A numbness came over me in savasana . An old familiar feeling. It comes into my third eye and sweeps down into my neck where my throat feels swollen. The dissociation was back while I laid in savasana, corpse pose.
But I could feel the shift. I could name it. I knew how it came to be. And I knew it would be over at some point. By the end of my extended corpse pose I would try to walk.
It was hard. I limped for a few days and it took a whole month to heal from the sprain of my inner thigh. I was reminded of my fresh wounds of adolescence, taking weeks to heal as I would scratch at the scabs and make them bleed again. Not this time, I promised myself.
For the next couple of months, I allowed myself only beginner poses, with beginner modifications.
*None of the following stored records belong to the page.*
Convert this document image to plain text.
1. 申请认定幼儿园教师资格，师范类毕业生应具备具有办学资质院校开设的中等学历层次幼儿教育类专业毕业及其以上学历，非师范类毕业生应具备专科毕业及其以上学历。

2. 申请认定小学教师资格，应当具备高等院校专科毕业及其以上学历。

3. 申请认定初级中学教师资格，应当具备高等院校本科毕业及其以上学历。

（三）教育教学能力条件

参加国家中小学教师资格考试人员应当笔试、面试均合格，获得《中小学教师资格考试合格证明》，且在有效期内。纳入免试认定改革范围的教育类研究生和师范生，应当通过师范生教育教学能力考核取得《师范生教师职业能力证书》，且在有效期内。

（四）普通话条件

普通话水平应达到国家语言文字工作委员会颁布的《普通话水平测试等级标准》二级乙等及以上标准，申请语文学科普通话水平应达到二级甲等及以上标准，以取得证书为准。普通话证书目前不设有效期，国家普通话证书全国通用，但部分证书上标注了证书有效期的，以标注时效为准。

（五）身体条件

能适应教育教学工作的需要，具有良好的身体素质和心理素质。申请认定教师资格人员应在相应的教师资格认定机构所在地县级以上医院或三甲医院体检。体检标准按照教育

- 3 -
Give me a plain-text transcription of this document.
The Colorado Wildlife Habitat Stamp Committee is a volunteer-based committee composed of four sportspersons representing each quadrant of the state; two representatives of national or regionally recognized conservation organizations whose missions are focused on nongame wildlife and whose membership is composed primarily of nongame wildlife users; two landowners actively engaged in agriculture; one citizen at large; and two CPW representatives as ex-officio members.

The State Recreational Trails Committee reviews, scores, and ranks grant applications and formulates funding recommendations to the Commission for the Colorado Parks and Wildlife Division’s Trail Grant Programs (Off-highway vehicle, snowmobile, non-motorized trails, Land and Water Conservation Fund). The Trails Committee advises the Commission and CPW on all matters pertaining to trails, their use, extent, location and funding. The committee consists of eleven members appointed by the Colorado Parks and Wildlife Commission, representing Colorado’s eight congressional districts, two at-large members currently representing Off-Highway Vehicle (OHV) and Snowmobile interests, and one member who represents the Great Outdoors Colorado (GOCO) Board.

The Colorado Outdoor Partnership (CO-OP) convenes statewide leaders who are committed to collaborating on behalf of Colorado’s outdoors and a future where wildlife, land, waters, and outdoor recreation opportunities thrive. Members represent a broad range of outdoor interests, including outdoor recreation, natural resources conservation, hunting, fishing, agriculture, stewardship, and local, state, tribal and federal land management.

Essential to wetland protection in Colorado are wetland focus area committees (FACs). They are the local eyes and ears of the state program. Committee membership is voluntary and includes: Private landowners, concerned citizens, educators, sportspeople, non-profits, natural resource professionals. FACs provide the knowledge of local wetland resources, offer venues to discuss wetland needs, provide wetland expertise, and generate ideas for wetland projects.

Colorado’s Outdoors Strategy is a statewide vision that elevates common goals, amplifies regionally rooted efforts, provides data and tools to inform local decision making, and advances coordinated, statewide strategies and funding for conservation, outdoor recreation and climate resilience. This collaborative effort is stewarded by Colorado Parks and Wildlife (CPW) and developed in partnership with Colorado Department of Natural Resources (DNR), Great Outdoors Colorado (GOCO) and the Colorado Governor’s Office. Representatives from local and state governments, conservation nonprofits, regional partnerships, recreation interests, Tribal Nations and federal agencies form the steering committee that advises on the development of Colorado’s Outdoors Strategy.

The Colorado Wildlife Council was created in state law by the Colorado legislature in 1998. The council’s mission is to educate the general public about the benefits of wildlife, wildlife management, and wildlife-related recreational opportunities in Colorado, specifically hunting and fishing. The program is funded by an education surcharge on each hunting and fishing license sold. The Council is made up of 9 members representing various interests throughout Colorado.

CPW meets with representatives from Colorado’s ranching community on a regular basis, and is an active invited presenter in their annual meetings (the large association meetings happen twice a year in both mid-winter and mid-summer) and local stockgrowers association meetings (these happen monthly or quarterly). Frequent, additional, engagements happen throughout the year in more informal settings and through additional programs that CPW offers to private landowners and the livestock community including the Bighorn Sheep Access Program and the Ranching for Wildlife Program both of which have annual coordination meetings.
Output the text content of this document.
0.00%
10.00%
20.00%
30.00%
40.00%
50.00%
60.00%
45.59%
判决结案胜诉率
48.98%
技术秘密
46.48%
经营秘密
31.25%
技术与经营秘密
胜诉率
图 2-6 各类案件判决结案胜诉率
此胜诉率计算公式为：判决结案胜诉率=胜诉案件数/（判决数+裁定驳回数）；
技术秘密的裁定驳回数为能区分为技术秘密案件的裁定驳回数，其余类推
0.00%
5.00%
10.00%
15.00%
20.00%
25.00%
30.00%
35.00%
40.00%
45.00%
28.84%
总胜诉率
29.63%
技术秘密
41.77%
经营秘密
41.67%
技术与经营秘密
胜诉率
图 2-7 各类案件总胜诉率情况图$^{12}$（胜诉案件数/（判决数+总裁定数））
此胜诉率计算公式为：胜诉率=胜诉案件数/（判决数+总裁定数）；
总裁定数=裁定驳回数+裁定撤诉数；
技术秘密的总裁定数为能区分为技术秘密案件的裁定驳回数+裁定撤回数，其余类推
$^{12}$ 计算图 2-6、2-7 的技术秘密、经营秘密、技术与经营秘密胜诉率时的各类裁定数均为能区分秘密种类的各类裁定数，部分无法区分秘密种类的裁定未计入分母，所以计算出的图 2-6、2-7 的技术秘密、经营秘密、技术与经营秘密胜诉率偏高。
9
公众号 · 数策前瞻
Because of yoga, I was learning to take care of myself and heal from pain. Ever before I had never felt the need for healing.
I would be my own mother and nurse the little girl inside of me.
We are good friends now.
Have you ever been so into a movie you forget you’re in the theater and just soak up the experience? Well, when you go to a movie that’s what you intend to do. I think we should try to let those fluttering thoughts come and go without judgement, so that we can stay connected to the true present moment and into what our bodies feel in that moment.
So, I ask you this.
Do you know the difference between pain and sensation? Do you really?
When was the last time you felt pain and what did it feel like? How often do you feel pain? How long does it last? Where does it start and where does it end? What can you do in that moment to comfort yourself? Even if you don’t suffer from dissociative episodes, these might be fair questions for you.
In our busy modern lives, it is easy to focus on your mind. All your racing thoughts. ‘the kids need to get picked up’ ‘I can’t be late for my appointment,’ ‘my sibling really did a jerky thing to me,’ ‘why is the guy in front of me taking so long at checkout?’ all of these kinds of thoughts take us away from the present moment and away from our bodies.
Let them come and go like clouds, and embrace every good feeling while you can taste it. Pain is inevitable, but when you can tell the difference, you can savor the good feelings I promise.